Hart as coach hardly a surprise

GARETH WHEELER, SUN MEDIA

, Last Updated: 9:38 AM ET

It came as a surprise to none Friday when the Canadian Soccer Association's technical director Stephen Hart was named interim head coach of the men's national team for 2009.

For a second consecutive go-around, Hart will be calling the shots in the CONCACAF Gold Cup.

Everything else surrounding this summer's Canada team is up in the air.

Expectations will surely be tempered for Canada in the competition, much as they were back in 2007. But any expectations, either high or low, are far too premature, not knowing what the side will look like.

Because the team failed last summer in World Cup qualifying doesn't necessarily mean a whole new crop of Canadian players should be thrust on to the senior national side.

Although the qualifying campaign was miserable, Canada still has talent. If many of the same players are brought back into the team for the Gold Cup, it will be interesting to see how they respond to a different head coach.

Hart was clear in teleconference Friday, saying that bringing in a large contingent of young players for the Gold Cup is a difficult task without games for preparation.

Going young is certainly a priority for the men's team. As much as Canada hopes to be a serious contender in the Gold Cup, building for long-term is more important. So regardless whether Hart is the man for the squad permanently, preparation starts now for 2014 World Cup qualifying.

It's time for players like Portsmouth goalkeeper Asmir Begovic, Ipswich Town's Jaime Peters, and Newcastle's David Edgar to test their mettle as full internationals.

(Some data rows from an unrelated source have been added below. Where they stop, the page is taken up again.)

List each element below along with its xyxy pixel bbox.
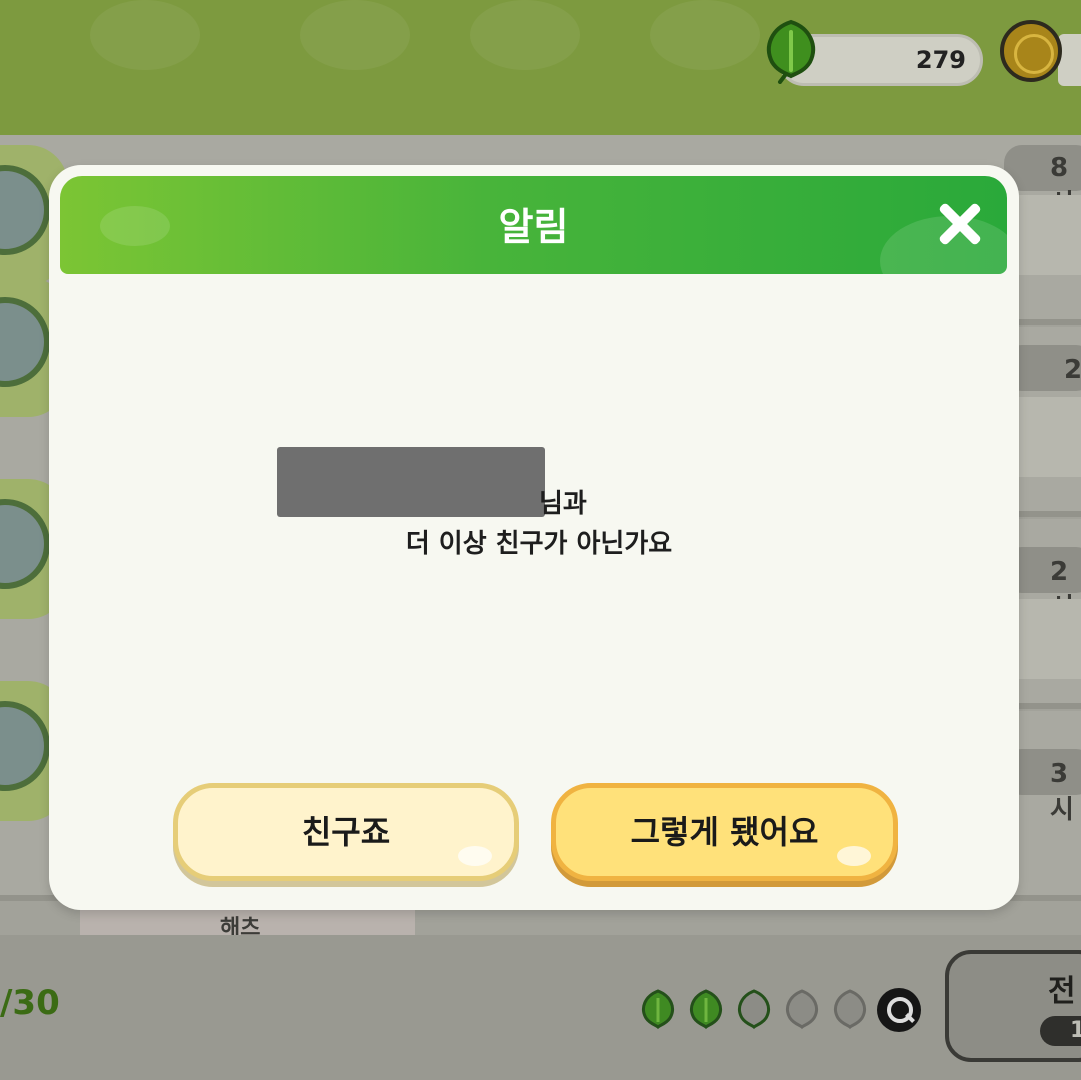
leaf-icon [834,989,866,1030]
confirm-unfriend-label: 그렇게 됐어요 [630,813,819,851]
background-pattern [300,0,410,70]
coin-counter[interactable] [1058,34,1081,86]
coin-icon [1000,20,1062,82]
leaf-icon [786,989,818,1030]
gift-card [1018,195,1081,275]
leaf-icon [642,989,674,1030]
still-friends-button[interactable]: 친구죠 [173,783,519,881]
leaf-energy-bar [636,988,872,1032]
background-pattern [90,0,200,70]
dialog-header: 알림 [60,176,1007,274]
gift-card [1018,599,1081,679]
still-friends-label: 친구죠 [301,813,391,851]
time-text: 3시 [1050,759,1074,825]
dialog-message-line2: 더 이상 친구가 아닌가요 [405,529,673,559]
button-shine [458,846,492,866]
notice-dialog: 알림 님과 더 이상 친구가 아닌가요 친구죠 그렇게 됐어요 [49,165,1019,910]
dialog-message-line1: 님과 [539,489,587,519]
leaf-icon [766,19,816,84]
leaf-count: 279 [915,46,966,74]
search-icon[interactable] [877,988,921,1032]
confirm-unfriend-button[interactable]: 그렇게 됐어요 [551,783,898,881]
gift-card [1018,397,1081,477]
background-pattern [470,0,580,70]
background-pattern [650,0,760,70]
close-icon[interactable] [936,200,984,248]
leaf-icon [690,989,722,1030]
button-shine [837,846,871,866]
count-chip-text: 1 [1070,1018,1081,1043]
time-text: 2 [1064,355,1081,385]
friend-count: /30 [0,983,60,1023]
dialog-title: 알림 [498,205,569,249]
redacted-username [277,447,545,517]
leaf-icon [738,989,770,1030]
send-all-label: 전 [1048,974,1076,1009]
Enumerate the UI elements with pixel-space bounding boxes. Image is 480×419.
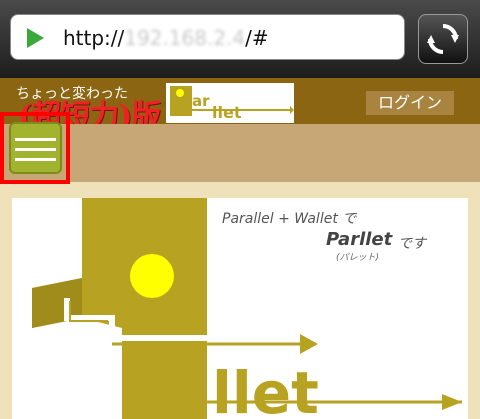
hero-brand-reading: (パレット)	[336, 253, 380, 263]
hero-brand-suffix: です	[398, 236, 426, 252]
hero-logo-text-ar: ar	[125, 287, 184, 345]
logo-text-ar: ar	[192, 92, 210, 110]
nav-strip	[0, 124, 480, 182]
refresh-button[interactable]	[418, 14, 468, 64]
address-bar[interactable]: http://192.168.2.4/#	[10, 14, 405, 60]
hero-tagline: Parallel + Wallet で	[222, 211, 357, 227]
hero-brand-name: Parllet	[326, 229, 393, 250]
login-button[interactable]: ログイン	[366, 91, 454, 115]
parllet-logo-icon: ar llet	[170, 86, 294, 122]
logo-text-llet: llet	[212, 103, 242, 122]
menu-highlight-box	[0, 112, 70, 184]
hero-logo-text-llet: llet	[212, 359, 319, 419]
play-icon	[27, 28, 44, 48]
header-logo[interactable]: ar llet	[166, 83, 294, 123]
url-text: http://192.168.2.4/#	[63, 26, 269, 50]
hero-logo-image: ar llet	[32, 198, 462, 419]
refresh-icon	[427, 24, 459, 54]
browser-toolbar: http://192.168.2.4/#	[0, 0, 480, 78]
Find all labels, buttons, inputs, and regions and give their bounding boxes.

Obviously, Julian De Guzman is still Canada's centrepiece, but from there, questions will be asked who should be in and who should be out.

It probably makes little sense to have Tomasz Radzinski carry-on with the program. At 35, he won't likely be playing a key part in 2014 qualifying.

Likewise, any player on the wrong-side of 30 will have his future questioned.

The one exception is Dwayne De Rosario. De-Ro still has the ability to be a key player for Canada for the foreseeable future.

Regardless who's on the team, it needs more games -- period.

Since January 2008, the men's team has played only 13 games. And the majority of those games came through World Cup qualifying.

Over the same period of time, the Canadian women's team has played 30 times. Of course, this number was buoyed with it being an Olympic year.

The men's team will next play aganist Cyprus May 31. But the fact May 31 isn't a true international date will hinder team selection.

This one game isn't good enough.

Other potential games before Canada's Gold Cup kickoff July 3 are said to be a possibility, but nothing's certain. And it's not certain Canada will even play a game on home soil this calendar year. This isn't good enough.

Another failure

Another game, another terrible defensive performance by Toronto FC in a 3-2 loss to FC Dallas.

But a bright-spot offensively was much-maligned TFC striker Chad Barrett scoring for the first time this season.

Barrett did well to take his chance, but from a tactical point of view, he isn't being used properly.

Barrett's game isn't designed to play as the lone-striker he doesn't have the size or speed to fill that role in a one-striker formation.

On the flip-side, Danny Dichio is a traditional target-man. It's interesting that TFC head coach John Carver continually elects to bring Dichio off the bench instead of starting him.

If Dichio isn't a 90-minute player, he may be better used over the first 60 than the last 30.

Another option not seen in 2009 is Barrett playing alongside Dichio.

Considering how Barrett flourished playing with Dichio last year keeping them apart is puzzling.

When Dichio was subbed on in the 90th minute yesterday, it was the first time the two had been on the field at the same time all season.